Fotografia dokumentalna jest tym, co możemy zostawić przyszłym pokoleniem - prawdziwy ogląd rzeczywistości, świadectwo ludzi, czasu i miejsca. Tak wspaniała idea towarzyszy fotografom zrzeszonym w grypie „Dokumentalni”, a są to:

  • Mateusz Chmiel,
  • Michał Drozd,
  • Marcin Drożdż,
  • Małgorzata Dziedzic,
  • Magdalena Grela,
  • Przemysław Kędra,
  • Bogumił Kloc,
  • Michał Krawiec,
  • Małgorzata (Goya) Kusz,
  • Paweł Malarczyk,
  • Rafał Nowak,
  • Paweł Olearka,
  • Waldemar Sosnowski,
  • Jacek Stankiewicz,
  • Marcin Walko,
  • Bogdan Wąsacz,
  • Maciej Zdun.

Wśród obecnych członków grupy, nie mogło zabraknąć prac „filarów” i autorytetów, doskonale znanych w rzeszowskim środowisku fotograficznym, a także daleko poza nim. Mowa tu o Januszu Witowiczu i Jerzym Wygodzie, którzy odeszli w zeszłym roku.

Wystawa połączyła różnorodne spojrzenia twórców pochodzących z różnych środowisk, z różnych stron województwa podkarpackiego, a także zrzeszyła pokoleniowo - są tu seniorzy i mistrzowie, jak i młodzi, ale posiadający dobre, wrażliwe oko.

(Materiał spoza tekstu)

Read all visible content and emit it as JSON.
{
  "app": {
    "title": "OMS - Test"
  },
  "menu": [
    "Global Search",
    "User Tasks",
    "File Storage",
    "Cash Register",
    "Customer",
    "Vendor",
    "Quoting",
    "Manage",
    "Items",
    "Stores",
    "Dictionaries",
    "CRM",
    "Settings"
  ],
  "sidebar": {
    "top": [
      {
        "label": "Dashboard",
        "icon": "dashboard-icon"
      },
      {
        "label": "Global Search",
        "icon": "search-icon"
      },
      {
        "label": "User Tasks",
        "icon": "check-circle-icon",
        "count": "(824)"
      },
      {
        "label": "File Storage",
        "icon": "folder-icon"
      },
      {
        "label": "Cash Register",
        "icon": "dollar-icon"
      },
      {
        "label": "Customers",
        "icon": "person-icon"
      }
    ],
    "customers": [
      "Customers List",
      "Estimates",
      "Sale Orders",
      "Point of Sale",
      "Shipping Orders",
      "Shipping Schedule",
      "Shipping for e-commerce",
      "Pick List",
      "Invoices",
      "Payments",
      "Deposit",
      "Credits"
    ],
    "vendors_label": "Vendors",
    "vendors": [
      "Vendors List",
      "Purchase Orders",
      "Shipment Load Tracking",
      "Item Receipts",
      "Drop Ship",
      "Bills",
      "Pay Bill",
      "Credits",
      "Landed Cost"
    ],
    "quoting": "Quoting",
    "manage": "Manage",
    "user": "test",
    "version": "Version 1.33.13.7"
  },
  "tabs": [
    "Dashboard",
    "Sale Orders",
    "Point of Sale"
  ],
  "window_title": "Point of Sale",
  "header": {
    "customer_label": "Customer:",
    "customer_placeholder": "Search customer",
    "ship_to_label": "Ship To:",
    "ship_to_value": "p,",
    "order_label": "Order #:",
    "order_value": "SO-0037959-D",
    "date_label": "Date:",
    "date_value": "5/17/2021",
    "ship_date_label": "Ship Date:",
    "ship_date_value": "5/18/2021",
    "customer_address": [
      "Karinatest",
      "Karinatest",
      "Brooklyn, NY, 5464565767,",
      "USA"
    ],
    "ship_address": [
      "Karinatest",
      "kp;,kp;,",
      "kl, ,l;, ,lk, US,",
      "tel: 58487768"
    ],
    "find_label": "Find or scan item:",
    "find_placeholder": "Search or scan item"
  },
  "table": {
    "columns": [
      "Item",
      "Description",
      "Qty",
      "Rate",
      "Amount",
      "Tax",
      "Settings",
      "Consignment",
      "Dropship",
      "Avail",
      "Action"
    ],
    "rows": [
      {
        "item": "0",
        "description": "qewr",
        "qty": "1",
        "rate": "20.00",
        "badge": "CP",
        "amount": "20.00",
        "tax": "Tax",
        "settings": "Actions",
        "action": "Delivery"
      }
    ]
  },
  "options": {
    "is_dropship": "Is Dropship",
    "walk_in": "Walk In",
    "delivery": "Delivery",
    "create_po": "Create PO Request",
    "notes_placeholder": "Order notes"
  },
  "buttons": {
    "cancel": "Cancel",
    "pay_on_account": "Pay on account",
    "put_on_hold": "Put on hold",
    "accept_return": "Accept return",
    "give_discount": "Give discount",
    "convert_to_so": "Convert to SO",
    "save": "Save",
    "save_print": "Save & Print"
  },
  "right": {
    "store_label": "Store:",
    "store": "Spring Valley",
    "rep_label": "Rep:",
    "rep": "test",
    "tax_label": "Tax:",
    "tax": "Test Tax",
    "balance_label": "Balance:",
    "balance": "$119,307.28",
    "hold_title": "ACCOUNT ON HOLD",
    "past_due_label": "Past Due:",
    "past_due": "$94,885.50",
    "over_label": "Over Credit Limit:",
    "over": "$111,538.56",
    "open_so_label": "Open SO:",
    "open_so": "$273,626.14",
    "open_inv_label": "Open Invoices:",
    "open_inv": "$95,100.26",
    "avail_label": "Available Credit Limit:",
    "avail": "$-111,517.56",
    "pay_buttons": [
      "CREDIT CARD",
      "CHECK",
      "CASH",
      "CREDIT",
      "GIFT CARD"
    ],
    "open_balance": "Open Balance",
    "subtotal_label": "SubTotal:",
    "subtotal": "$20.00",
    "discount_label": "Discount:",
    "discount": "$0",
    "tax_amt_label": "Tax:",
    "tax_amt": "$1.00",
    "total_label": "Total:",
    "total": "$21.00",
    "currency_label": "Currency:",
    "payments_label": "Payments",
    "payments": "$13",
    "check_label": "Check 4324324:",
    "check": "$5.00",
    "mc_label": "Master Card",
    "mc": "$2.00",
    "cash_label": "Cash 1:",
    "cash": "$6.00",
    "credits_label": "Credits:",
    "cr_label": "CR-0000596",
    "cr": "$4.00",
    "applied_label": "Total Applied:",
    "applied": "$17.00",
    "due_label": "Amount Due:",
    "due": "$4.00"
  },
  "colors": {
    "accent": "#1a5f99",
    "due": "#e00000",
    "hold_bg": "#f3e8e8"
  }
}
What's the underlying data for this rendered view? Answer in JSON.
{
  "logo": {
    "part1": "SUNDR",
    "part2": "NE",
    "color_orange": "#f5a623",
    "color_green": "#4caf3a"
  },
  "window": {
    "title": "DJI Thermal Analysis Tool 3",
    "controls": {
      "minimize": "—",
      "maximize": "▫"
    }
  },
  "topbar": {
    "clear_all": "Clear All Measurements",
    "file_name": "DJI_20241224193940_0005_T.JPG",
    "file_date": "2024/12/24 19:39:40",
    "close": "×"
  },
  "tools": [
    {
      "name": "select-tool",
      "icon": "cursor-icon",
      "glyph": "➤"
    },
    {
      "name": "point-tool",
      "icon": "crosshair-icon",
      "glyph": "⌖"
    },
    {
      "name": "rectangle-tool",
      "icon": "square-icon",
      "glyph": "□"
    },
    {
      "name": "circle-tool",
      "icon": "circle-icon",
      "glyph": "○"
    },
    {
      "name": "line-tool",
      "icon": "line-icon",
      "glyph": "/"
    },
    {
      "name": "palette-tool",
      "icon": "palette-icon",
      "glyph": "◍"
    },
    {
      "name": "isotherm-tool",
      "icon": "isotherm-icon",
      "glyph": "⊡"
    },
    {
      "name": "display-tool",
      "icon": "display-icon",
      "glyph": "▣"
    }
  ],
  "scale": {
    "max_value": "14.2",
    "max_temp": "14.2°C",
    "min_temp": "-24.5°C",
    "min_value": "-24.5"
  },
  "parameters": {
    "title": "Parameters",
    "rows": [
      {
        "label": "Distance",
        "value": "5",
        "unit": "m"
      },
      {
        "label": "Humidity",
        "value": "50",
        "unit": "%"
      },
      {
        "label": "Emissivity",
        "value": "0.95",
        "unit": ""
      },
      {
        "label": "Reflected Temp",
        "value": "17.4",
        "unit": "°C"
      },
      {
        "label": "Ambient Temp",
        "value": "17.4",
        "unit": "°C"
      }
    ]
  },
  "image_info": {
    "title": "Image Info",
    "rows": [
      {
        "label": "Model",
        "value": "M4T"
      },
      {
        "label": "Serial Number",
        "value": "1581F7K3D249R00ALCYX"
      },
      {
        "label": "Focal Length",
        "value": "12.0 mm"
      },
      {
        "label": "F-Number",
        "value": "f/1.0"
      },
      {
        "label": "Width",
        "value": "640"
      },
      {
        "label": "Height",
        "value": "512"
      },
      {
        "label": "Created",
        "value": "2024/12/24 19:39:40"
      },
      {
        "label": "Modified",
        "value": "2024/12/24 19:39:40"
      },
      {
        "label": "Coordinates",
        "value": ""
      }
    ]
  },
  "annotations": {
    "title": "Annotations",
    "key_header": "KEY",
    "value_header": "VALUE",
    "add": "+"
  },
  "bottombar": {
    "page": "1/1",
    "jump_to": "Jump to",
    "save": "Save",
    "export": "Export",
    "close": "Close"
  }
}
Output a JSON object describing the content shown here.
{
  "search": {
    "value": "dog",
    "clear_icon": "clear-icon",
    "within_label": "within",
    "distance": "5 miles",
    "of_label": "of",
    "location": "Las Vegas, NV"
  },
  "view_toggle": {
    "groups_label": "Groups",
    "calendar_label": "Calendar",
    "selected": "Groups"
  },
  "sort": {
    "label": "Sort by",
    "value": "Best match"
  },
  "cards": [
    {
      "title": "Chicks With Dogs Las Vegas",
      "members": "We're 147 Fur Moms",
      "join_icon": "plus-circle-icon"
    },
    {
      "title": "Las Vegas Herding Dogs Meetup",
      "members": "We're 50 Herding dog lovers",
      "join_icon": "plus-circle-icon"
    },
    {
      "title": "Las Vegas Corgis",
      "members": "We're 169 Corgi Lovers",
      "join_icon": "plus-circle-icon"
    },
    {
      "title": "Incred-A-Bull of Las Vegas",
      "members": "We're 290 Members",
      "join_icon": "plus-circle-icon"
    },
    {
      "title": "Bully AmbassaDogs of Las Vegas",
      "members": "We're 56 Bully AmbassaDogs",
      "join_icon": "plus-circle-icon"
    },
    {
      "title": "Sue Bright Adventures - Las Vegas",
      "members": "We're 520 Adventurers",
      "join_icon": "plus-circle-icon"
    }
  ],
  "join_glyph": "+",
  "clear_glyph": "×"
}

Fotografa - dokumentalistę powinna cechować otwartość, a także „schowanie do kieszeni” chęci pokazania własnej oryginalności. Fotografia ta jest surowa, dosłowna, choć jest tu też miejsce na poetykę czy narrację. Trzeba umieć widzieć i zobaczyć- a jest to sztuka, która nie udaje się wielu,  stąd może niepopularność tej dziedziny fotografii wśród obecnie fotografujących. Jest bowiem wymagająca  i niełatwa. Jest przeciwwagą do otaczającej nas wokół fotografii, pełnej pastelowych barw, rozmyć w tle i ingerencji programów graficznych. Dokument jest obrazem rzeczywistości uchwyconej przez uważnego i inteligentnego emocjonalnie obserwatora.

Członkowie grupy, jak i jeden z inspiratorów jej powstania - Michał Drozd, podkreślają jak ważne dla nich jest to, że taka grupa istnieje i mogą się spotykać, i organizować wystawy swych prac. Wernisaż wystawy spotkał się z dużym zainteresowaniem widzów, towarzyszyły mu również dwa spotkania z uznanymi twórcami - Pawłem Malarczykiem  i Waldemarem Sosnowskim, którzy prezentowali diaporamy i pokazy multimedialne swoich prac, opowiadając o swojej pasji i poznanych ludziach.

Tak bogatej w twórców grupie należy kibicować i wspierać, by jeszcze bardziej czuli potrzebę dokumentowania świata i mieli świadomość, że póki jest widz, jest potrzeba kultywowania tej dziedziny fotografii. Nie zawiedźmy ich.

Wystawa czynna do 30 stycznia br. w Galerii WDK w Rzeszowie.